Director Richard Donner has passed at the age of 91.
Donner has directed and produced a tremendous number of films that impacted my generation, from The Omen to Lethal Weapon to Scrooged to Goonies to, of course, Superman: The Movie.
Of course, closest to our hearts here is and will be Superman: The Movie, one of my first movie memories, and - curiously - the movie that has perhaps had the most impact on my life of any film. And I can name a handful of people who can say the same. While film is a massively collaborative medium, and here at the Signal Watch we only pay attention to auteur theory in certain cases, it was Donner who shepherded that movie and vision of Superman as a friend, a pal, a genuinely good person here to assist us, to the big screen - and in the period of cinema that was perhaps more genuinely and honestly cynical than the market-driven edginess of today. The Salkinds bank-rolled the thing and Reeve and Kidder were themselves, but Donner's the guy who brought it together and put it on the screen.
Wardrobe may become outdated, a few cultural touchstones no longer work, but I can tell you... I've sat in more than a half-dozen theaters as an adult watching Superman unspool before always very mixed audiences (the matinees are always best attended and most fun), and this film still works, full stop. People laugh, they cheer, they ooh and aah at this movie. And they absolutely, totally buy into the idea of Superman, himself.

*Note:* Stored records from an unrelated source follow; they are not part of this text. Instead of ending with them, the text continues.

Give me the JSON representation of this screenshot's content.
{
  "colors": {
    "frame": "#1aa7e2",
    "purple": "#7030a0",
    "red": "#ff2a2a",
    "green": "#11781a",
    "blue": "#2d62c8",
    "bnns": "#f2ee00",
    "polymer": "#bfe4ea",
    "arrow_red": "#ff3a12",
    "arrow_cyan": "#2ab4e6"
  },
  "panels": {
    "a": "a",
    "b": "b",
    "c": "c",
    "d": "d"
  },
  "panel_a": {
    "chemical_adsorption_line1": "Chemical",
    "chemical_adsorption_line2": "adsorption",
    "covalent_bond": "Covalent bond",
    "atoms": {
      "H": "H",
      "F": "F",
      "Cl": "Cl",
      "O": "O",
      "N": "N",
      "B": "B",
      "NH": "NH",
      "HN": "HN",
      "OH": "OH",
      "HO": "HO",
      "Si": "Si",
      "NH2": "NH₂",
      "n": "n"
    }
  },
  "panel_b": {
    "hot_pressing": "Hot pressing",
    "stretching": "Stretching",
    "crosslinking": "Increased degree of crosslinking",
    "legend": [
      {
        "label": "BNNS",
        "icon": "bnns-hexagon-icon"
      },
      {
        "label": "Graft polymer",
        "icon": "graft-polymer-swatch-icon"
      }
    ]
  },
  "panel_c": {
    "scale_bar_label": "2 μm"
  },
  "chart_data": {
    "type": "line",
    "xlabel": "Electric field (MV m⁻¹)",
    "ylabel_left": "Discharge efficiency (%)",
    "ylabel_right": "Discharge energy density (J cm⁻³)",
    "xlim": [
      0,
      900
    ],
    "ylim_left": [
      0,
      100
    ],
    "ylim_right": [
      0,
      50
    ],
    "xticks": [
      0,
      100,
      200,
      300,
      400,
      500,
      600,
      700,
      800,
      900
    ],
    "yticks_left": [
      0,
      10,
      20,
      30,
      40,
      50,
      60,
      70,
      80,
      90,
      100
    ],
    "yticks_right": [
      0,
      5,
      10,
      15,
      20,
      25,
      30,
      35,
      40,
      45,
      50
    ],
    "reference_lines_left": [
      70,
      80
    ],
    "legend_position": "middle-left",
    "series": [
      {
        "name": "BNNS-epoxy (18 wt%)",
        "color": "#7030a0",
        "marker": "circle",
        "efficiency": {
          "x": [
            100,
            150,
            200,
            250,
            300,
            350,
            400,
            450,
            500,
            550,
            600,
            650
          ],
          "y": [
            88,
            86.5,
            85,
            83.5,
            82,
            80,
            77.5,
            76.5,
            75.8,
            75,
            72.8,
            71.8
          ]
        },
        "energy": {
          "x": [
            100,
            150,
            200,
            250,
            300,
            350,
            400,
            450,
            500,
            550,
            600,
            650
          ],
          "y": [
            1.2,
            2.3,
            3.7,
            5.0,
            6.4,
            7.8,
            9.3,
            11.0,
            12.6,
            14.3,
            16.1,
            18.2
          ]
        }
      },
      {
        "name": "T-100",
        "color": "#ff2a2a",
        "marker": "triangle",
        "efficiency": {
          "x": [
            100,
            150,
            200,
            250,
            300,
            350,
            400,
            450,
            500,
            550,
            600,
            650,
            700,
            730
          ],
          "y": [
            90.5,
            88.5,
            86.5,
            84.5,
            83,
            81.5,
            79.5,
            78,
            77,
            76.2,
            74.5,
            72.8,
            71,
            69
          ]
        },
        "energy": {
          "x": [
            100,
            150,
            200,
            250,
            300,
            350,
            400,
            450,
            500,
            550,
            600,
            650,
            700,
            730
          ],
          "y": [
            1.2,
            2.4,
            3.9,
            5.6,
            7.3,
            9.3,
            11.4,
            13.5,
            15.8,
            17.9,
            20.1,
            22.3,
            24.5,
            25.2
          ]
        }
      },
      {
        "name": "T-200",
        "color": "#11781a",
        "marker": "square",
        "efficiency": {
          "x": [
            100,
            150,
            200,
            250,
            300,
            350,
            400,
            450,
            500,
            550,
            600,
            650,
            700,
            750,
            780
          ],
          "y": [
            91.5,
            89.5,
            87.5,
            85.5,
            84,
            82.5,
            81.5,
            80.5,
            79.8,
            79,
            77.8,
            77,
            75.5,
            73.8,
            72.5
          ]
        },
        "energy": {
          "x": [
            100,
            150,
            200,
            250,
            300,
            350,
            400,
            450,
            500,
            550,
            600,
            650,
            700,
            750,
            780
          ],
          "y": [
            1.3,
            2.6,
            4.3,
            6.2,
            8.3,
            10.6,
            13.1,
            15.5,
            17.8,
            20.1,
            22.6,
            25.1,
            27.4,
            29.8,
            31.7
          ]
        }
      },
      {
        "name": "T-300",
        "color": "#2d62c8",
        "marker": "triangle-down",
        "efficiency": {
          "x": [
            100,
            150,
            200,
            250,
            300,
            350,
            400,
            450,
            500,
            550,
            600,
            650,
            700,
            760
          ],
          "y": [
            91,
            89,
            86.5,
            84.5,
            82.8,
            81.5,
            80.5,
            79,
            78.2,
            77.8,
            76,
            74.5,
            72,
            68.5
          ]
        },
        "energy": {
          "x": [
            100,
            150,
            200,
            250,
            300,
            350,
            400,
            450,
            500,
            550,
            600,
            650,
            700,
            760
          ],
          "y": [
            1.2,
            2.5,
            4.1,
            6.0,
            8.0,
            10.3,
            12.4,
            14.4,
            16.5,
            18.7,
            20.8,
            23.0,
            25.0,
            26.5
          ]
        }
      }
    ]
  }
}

Donner gets left out of the USC-explosion conversation and the new wave of Hollywood blockbusters. He's older than Spielberg and Lucas, maybe didn't get the press and adulation they did, but he kept a hand in film and television straight through today, moving on from direction when so many of his contemporaries faded. He hadn't directed in some time, working as a producer, but he had a head for story and character and how they intermingled that's undeniable, and necessary to make a film that has a chance of working. I mean - go look at what Donner did with Scrooged some time. That's a remarkable movie and lives on in the cinema landscape in a way dozens of other 80's comedies and endless Christmas Carol adaptations haven't managed to accomplish.
And, of course, he was great in interviews - a sort of chummy, baritone-voiced fellow who made it sound like work he was delighted to do. Maybe not delving into a lot of discussion of art and artistry, but what would make a film actually work.